Northwest Arkansas Democrat-Gazette

Who’s a conservati­ve?

And who just calls himself one?

- Paul Greenberg Paul Greenberg is the Pulitzer Prize-winning editorial writer and columnist for the Arkansas Democrat-Gazette.

Rush Limbaugh—yes, he’s still going around and around on your radio dial. True to his name, he’s still rushing in where angels fear to go. And he still tends to leap to every conclusion in sight except the sensible one. Just the other day, he decried the rush of anyone with good sense and/or a good memory to get out of Hurricane Irma’s blustering, shattering and battering way and head for higher ground.

But what, El Rushbo worry? Not on your or your family’s life, which were just what were at stake as Irma took wavering aim at this country’s south and east. But calm, cool, collected and utterly misguided as ever, Brother Limbaugh decried what he saw as a panicky exodus to safer parts. It was all just a plot, he explained, on the part of climate-change fanatics out to scare anxious folks.

But that was then. Soon enough the Great Rush decided that retreat is much the better part of valor when an angry hurricane is nipping at one’s heels and other tender parts. So he joined the great exodus, which closed highways from Key West, Miami and surroundin­gs all the way to St. Petersburg, Tampa Bay and points beyond. What a sound decision on his part, if a belated one. Better safe than drowned and all that. Seldom if ever has his judgment appeared so sound. So our favorite loudmouth abandoned his broadcast booth in Palm Beach and joined the great hegira and traffic jam, having realized that these days Florida is a great state to get far, far away from.

Who is this Rush Limbaugh anyway? The indispensa­ble In the News column that adorns the front page of Arkansas’ Newspaper every day had to settle for identifyin­g him as “the conservati­ve radio talk show host,” which is a wholly understand­able error of compressio­n when a copy editor besieged by mere facts has only limited space—a single sentence—in which to sum up the social and political significan­ce of a public figure of some note and notoriety. Said editor might have summed up the late, great Jack Benny as a violinist of his fast fading time, not realizing that Mr. Benny was only joking. Oh, if only Mr. Limbaugh were doing the same now. But fine distinctio­ns tend to blur in rushed circumstan­ces.

It is not the conservati­ve but the radical who believes in giving history a good hard push, maybe over the nearest cliff. Which is not prudent and, lest we forget, prudence is among the first of the political virtues. A conservati­ve is patient. A conservati­ve takes one careful step at a time before putting his full weight on what might prove a shaky footing. Nor is a conservati­ve eager to speculate with other people’s money, or his own. Which is why the Glass-Steagall Act, which bars such games by separating commercial and investment banking, has proven its worth many times over, even if others have forgotten its lessons.

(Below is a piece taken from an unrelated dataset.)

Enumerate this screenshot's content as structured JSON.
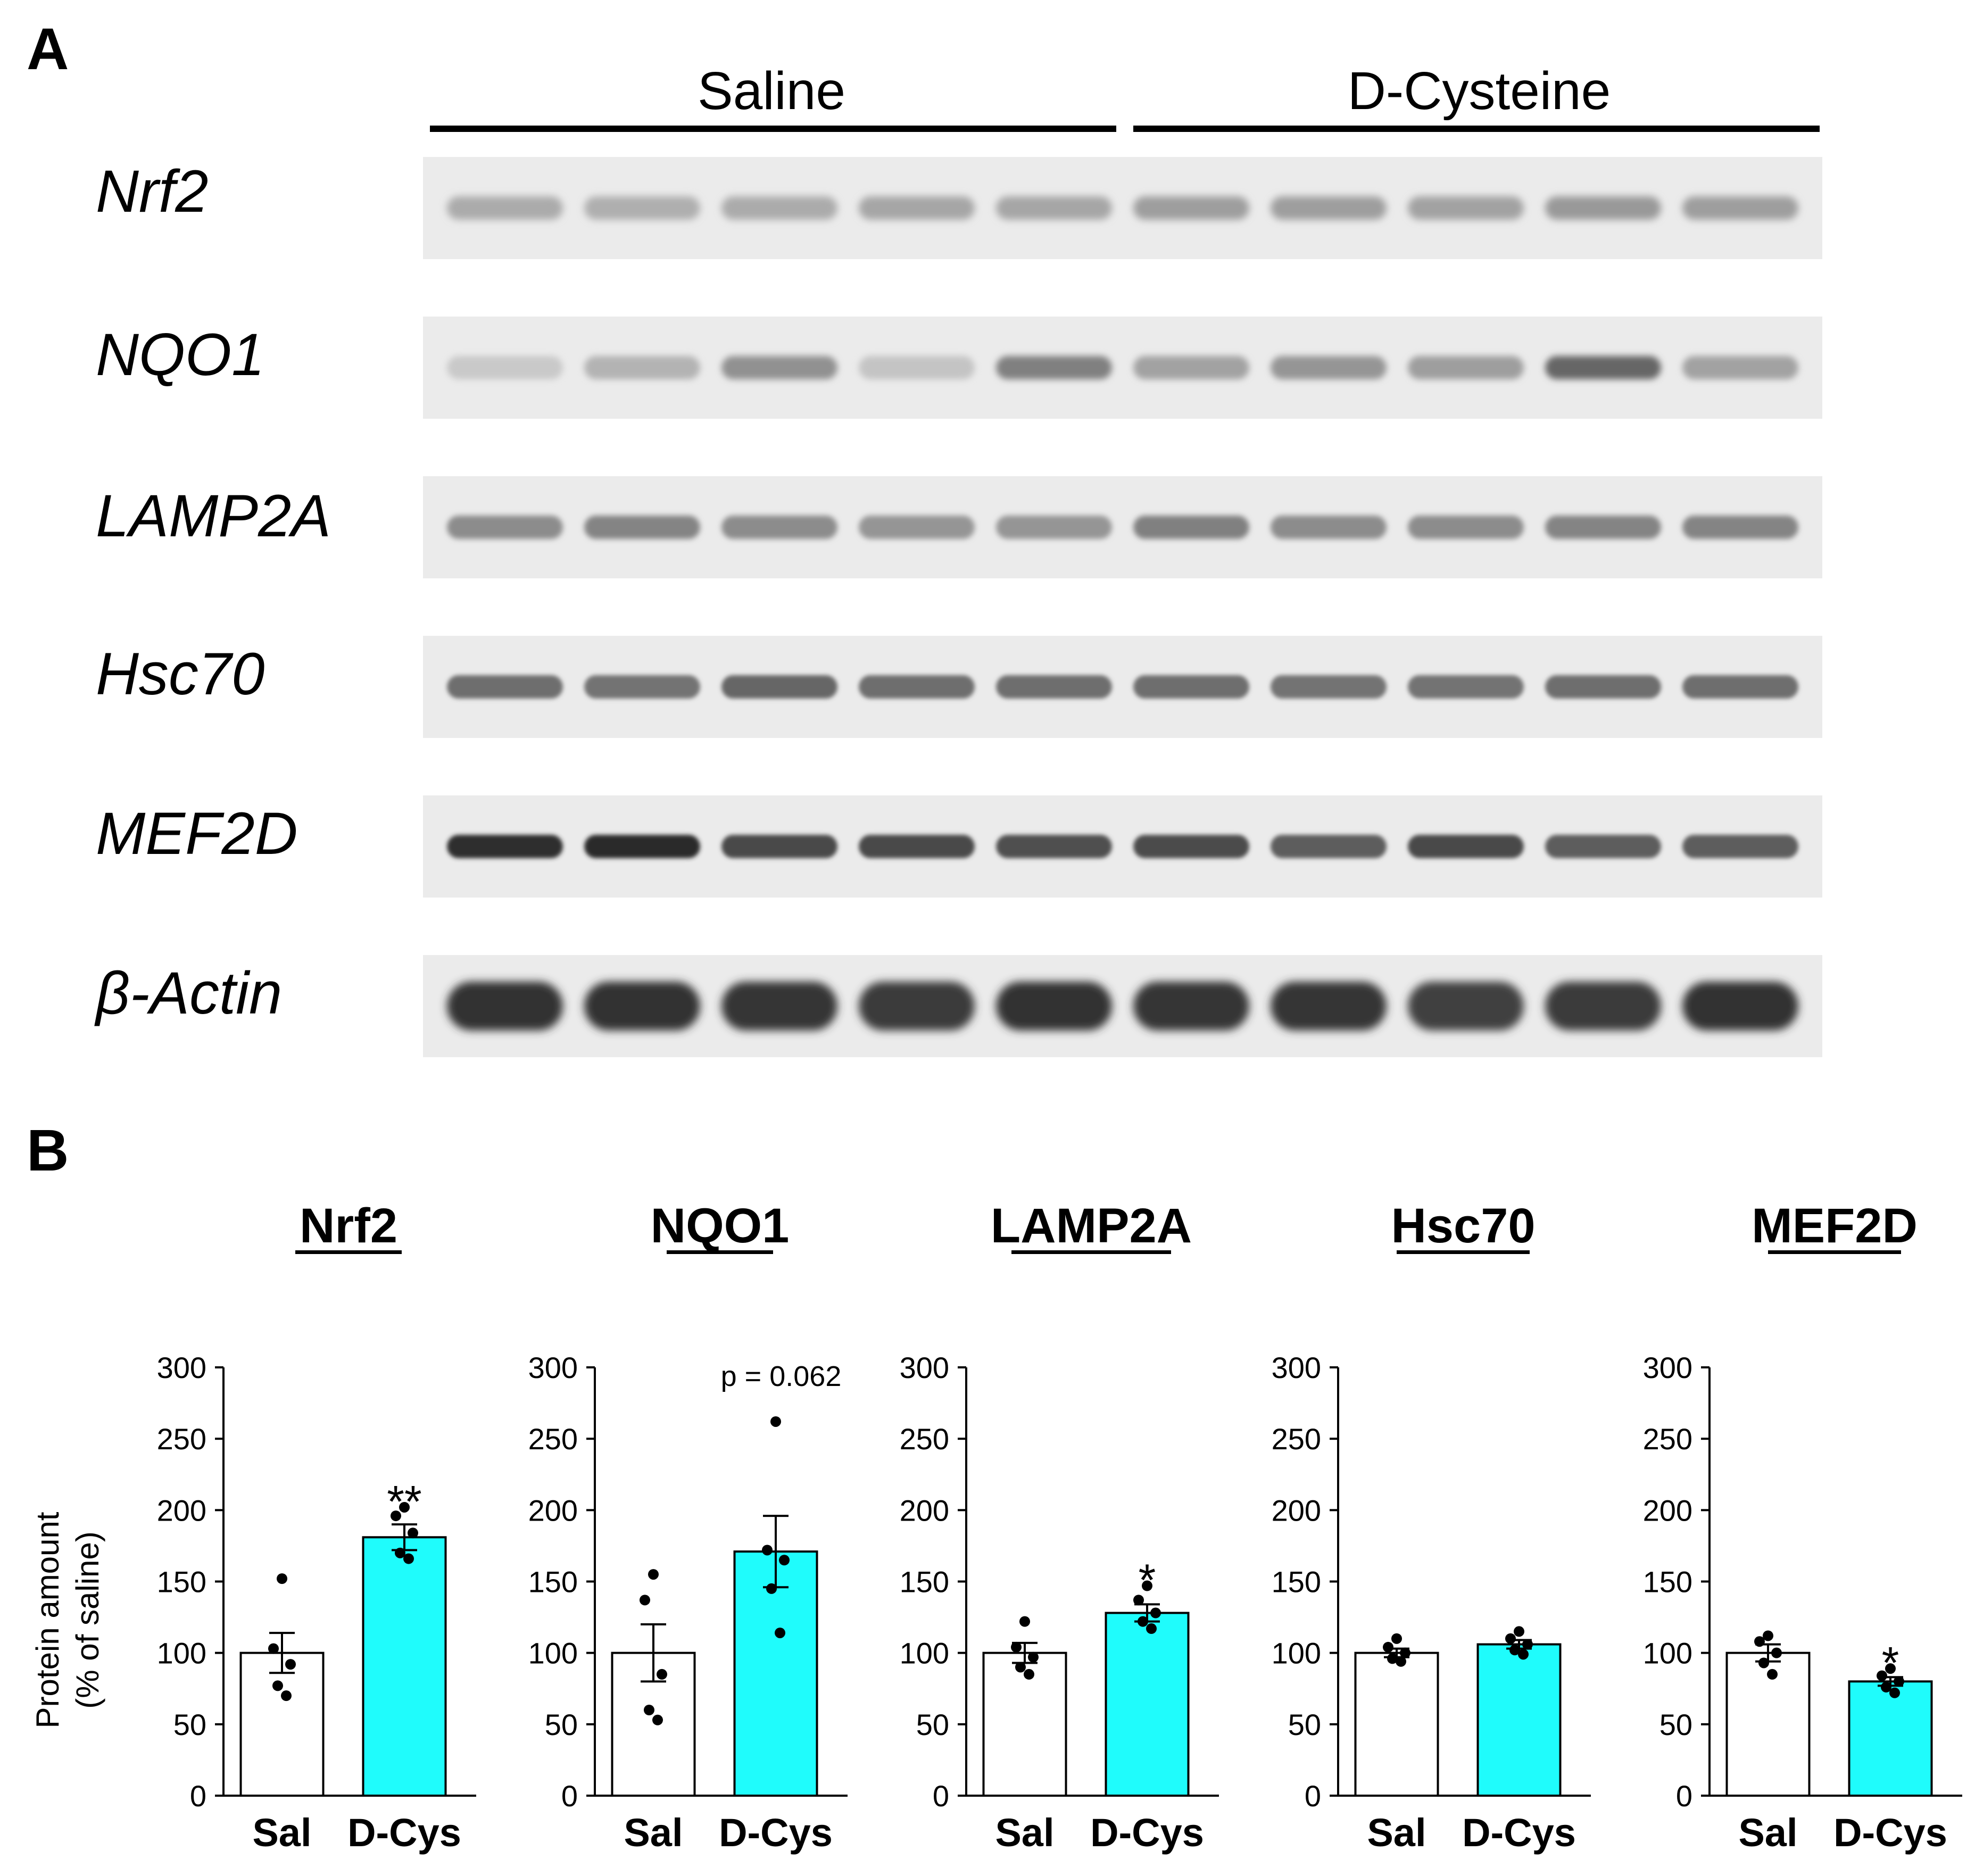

Lest we forget, it is not the exercise of power the conservati­ve opposes but its abuse, and one sure way to abuse it is not to make use of it when the government very much needs to employ it to protect all of us, as during wartime or when the country is reeling from the effects of a great depression. The conservati­ve is leery of quick fixes in politics, but that doesn’t mean he wouldn’t fix the system at all.

In the end, conservati­sm is a matter of taste. It is an inclinatio­n rather than a program. It never goes out of style because it’s not wedded to one particular style. Instead it sets out to make any necessary changes the way a competent builder does—always in harmony with the original. It does not plunk down a mod glass pyramid in the middle of a great open plaza that has been sacrosanct for generation­s. Conservati­ves test the ground before treading on it or on the landmine that waits there. Conservati­ves understand that any alteration­s to the scene should be made in harmony with nature and nature’s God. For they do not seek to exploit the land for fun and profit but to respect it.

Conservati­ves would not change an historic site like Monument Avenue in Richmond or change the name of a dormitory at an Ivy League university to placate the super-sensitive who show no respect for historical precedent. Conservati­ves do not constitute a single party but a set of ideas. Conservati­ves understand that each people has its own customs, and they do not tamper with them lightly.

Conservati­ves have no grand strategy for all the world but chart their course through history like an old riverboat captain on the Mississipp­i, proceeding carefully from point to point rather than rushing over waterfalls. But when they do act after sober reflection, they can be decisive—and effective.

Clio, muse of history, does not appreciate having her elbow jiggled as she writes not for just this generation but for all generation­s to come. She takes the long view, giving her something else in common with conservati­sm.